By Michael H. Brown
Miraculous Madonna From Poland Bears ‘Remarkable’ Links To Guadalupe Image
You’ve seen it everywhere. The Black Madonna. The Madonna of Czestochowa. There is Mary in a solemn Byzantine pose, pointing the way to the Infant she holds, Jesus.
Legend has it that this is an actual portrait of the Virgin Mary done by Saint Luke on a cypress tabletop from the House in Nazareth. In actuality, the current Czestochowa image is thought to be a repainting that is backed by wood from the original but now age-faded image.
“The wooden icon is said to have miraculous powers and has been the object of veneration for centuries,” notes one website. “According to tradition, the icon was taken from Jerusalem to Constantinople, and in the late tenth century was given to Princess Anna, wife of Vladimir of Kiev. It was brought to Czestochowa in 1382 by Prince Ladislaus Opolszyk from his castle in Belz in the Ukraine. The prince founded a monastery of Paulite monks to care for the icon, and the original shrine church on Jasna Góra (“Bright Hill”) was built in 1386.”
This is a spot that has been crucial in the current Pope’s devotion to Mary. “The great events in the life of Poland have always been tied to this place in some way,” wrote John Paul II in Crossing the Threshold of Hope. “Both the ancient and modern history of my nation have their deepest roots on the hill of Jasna Gora.”
Soon after its arrival in Czestochowa, the icon began attracting pilgrims. “Cuts on the Virgin’s right cheek are said to have resulted from desecration in 1430 by thieves who became enraged when they found the icon becoming heavier and heavier as they tried to carry it away,” we are told. “Another version of the legend says that a Hussite soldier, unable to dislodge the picture, slashed the face with his sword, whereupon blood issued from the wounds.”
Whatever the case, there are striking similarities between that image (the feast day of which is today, August 26) and the famous image of Guadalupe, Mexico. Like Guadalupe — which came later — the Czestochowa rendition features a fleur-de-lis pattern on the robe.
One could also say that the image has the same hooded eyes and narrow nose and overall demeanor — nearly like Czestochowa is a frontal (if less rounded) image of the same woman.

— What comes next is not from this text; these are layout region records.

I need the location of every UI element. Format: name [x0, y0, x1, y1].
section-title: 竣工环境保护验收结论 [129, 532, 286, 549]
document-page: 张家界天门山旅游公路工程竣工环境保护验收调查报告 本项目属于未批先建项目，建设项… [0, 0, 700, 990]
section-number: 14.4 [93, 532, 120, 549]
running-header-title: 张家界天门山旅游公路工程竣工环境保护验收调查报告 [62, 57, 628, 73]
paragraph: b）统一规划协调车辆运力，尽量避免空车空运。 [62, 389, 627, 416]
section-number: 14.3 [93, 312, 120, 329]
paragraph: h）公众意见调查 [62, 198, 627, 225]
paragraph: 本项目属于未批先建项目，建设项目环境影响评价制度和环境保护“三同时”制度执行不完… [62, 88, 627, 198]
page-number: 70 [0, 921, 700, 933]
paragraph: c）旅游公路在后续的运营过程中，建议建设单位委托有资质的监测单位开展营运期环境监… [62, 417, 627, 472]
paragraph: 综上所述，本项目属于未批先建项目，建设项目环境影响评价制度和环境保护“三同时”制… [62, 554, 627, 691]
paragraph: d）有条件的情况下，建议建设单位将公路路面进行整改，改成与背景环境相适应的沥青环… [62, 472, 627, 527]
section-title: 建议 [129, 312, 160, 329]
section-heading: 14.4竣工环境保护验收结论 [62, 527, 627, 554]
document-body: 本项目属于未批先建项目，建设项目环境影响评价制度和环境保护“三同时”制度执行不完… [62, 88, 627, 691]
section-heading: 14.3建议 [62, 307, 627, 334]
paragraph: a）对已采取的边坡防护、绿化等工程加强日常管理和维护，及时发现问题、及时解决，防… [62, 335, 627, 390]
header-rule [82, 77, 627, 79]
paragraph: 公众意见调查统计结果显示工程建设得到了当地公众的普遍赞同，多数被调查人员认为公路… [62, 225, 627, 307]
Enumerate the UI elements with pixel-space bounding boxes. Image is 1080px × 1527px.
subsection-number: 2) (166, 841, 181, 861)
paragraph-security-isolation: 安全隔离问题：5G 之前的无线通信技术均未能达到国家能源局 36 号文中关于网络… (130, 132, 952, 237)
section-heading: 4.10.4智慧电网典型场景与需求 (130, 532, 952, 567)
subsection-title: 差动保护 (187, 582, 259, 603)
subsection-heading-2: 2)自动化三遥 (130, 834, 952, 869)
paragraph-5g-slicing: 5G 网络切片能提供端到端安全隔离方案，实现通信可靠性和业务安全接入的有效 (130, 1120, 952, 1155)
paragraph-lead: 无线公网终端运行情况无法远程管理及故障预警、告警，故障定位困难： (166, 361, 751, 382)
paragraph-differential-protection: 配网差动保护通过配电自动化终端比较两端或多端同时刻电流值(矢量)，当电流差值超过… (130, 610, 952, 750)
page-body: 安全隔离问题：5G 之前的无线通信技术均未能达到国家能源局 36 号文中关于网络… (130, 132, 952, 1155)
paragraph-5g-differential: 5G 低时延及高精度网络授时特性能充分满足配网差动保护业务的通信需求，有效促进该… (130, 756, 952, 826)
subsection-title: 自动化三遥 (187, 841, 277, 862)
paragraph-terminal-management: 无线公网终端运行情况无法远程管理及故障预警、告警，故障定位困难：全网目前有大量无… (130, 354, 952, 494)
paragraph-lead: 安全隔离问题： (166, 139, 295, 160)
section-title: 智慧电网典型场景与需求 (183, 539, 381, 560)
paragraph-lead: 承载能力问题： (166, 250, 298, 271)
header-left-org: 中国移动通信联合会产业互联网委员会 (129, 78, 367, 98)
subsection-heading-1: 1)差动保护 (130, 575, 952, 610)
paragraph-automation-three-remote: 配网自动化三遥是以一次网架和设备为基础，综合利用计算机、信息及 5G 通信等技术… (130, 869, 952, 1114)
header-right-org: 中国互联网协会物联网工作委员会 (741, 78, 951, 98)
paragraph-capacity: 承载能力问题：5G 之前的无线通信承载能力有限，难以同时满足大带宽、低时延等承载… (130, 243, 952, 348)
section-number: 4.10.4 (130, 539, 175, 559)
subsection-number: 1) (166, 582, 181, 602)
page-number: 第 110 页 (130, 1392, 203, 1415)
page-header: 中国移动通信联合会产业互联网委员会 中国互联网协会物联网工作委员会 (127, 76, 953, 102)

“But an even more remarkable similarity between Our Lady of Czestochowa and the image of Guadalupe lies in the darkness of the Virgin’s complexion,” notes scientist Jody Bryant Smith, who has closely studied the images. “The tradition of the ‘Black Madonna’ has roots in its discovery by an Italian monk in the middle of the fourth century of three statues of Mary. He distributed these statues to churches in Italy and Sardinia.”

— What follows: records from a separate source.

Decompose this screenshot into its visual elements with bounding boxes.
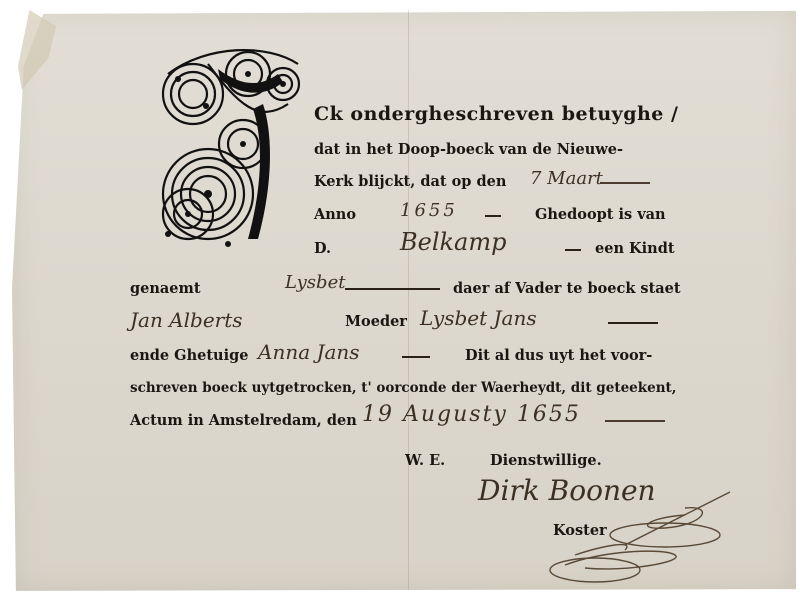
handwritten-date: 7 Maart xyxy=(530,168,603,189)
printed-servant: Dienstwillige. xyxy=(490,452,602,469)
printed-line-4-baptized: Ghedoopt is van xyxy=(535,206,666,223)
fill-line xyxy=(608,322,658,324)
handwritten-year: 1655 xyxy=(400,200,458,221)
fill-line xyxy=(600,182,650,184)
fill-line xyxy=(605,420,665,422)
printed-line-6-father: daer af Vader te boeck staet xyxy=(453,280,681,297)
handwritten-mother: Lysbet Jans xyxy=(420,306,537,330)
printed-line-8-witness: ende Ghetuige xyxy=(130,347,248,364)
handwritten-witness: Anna Jans xyxy=(258,340,360,364)
dash xyxy=(485,215,501,217)
decorative-initial-icon xyxy=(148,44,308,254)
printed-line-3: Kerk blijckt, dat op den xyxy=(314,173,506,190)
handwritten-father: Jan Alberts xyxy=(130,308,243,332)
handwritten-surname: Belkamp xyxy=(400,228,507,256)
printed-line-5-child: een Kindt xyxy=(595,240,675,257)
printed-line-9: schreven boeck uytgetrocken, t' oorconde… xyxy=(130,380,676,396)
printed-line-5-d: D. xyxy=(314,240,331,257)
printed-sexton: Koster xyxy=(553,522,607,539)
dash xyxy=(402,356,430,358)
printed-line-7-mother: Moeder xyxy=(345,313,407,330)
handwritten-issue-date: 19 Augusty 1655 xyxy=(362,402,581,427)
printed-we: W. E. xyxy=(405,452,445,469)
center-fold-line xyxy=(408,10,409,590)
printed-line-4-anno: Anno xyxy=(314,206,356,223)
printed-line-8-extract: Dit al dus uyt het voor- xyxy=(465,347,652,364)
printed-line-2: dat in het Doop-boeck van de Nieuwe- xyxy=(314,141,623,158)
fill-line xyxy=(345,288,440,290)
dash xyxy=(565,249,581,251)
printed-line-1: Ck ondergheschreven betuyghe / xyxy=(314,103,678,125)
printed-line-10-actum: Actum in Amstelredam, den xyxy=(130,412,357,429)
handwritten-child-name: Lysbet xyxy=(285,272,345,293)
printed-line-6-named: genaemt xyxy=(130,280,201,297)
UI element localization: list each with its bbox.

While the darkness of the image at Czestochowa has been attributed to the soot from burning charcoal or devotional candles, Dr. Smith points out that a 14th-century Byzantine historian named Necephorus Callistos once claimed he saw several paintings made from nature by Saint Luke, in which the color of Mary’s skin was the color of wheat — which is probably to say that when wheat is ripe it tends to be brownish or a chestnut color (in the words of another scholar named Vincent Sablon).
For centuries, Mexicans had considered this same brownish skin to be the identifying characteristic of the Guadalupe Virgin and even call her La Morena — which means “the dark-complexioned woman.”
As 19th-century writer Anna Brownell Jameson said: “It is the dark-colored ancient Greek Madonnas such as this which all along have been credited miraculous. To this day, the Neapolitan lemonade-seller will allow no other than a formal Greek Madonna, with olive-green complexion and veiled head, to be set up in his booth.”
It is remembered that Mary was a Jew — and that Jews from the Holy Land may have been similarly dark-complexioned.
“Just as I was completing the research for this study, I found myself paging through a compilation of old Hebrew themes, newly translated from ancient sources,” writes Smith. “My eyes focused on a tiny footnote translating, from the Aramaic Babylonian Talmud, a statement about the supreme beauty of Queen Esther, of Old Testament fame. I was astonished: ‘Her skin was greenish, like the skin of a myrtle.’ Precisely the same can be said about the skin tone of the Virgin of Guadalupe.”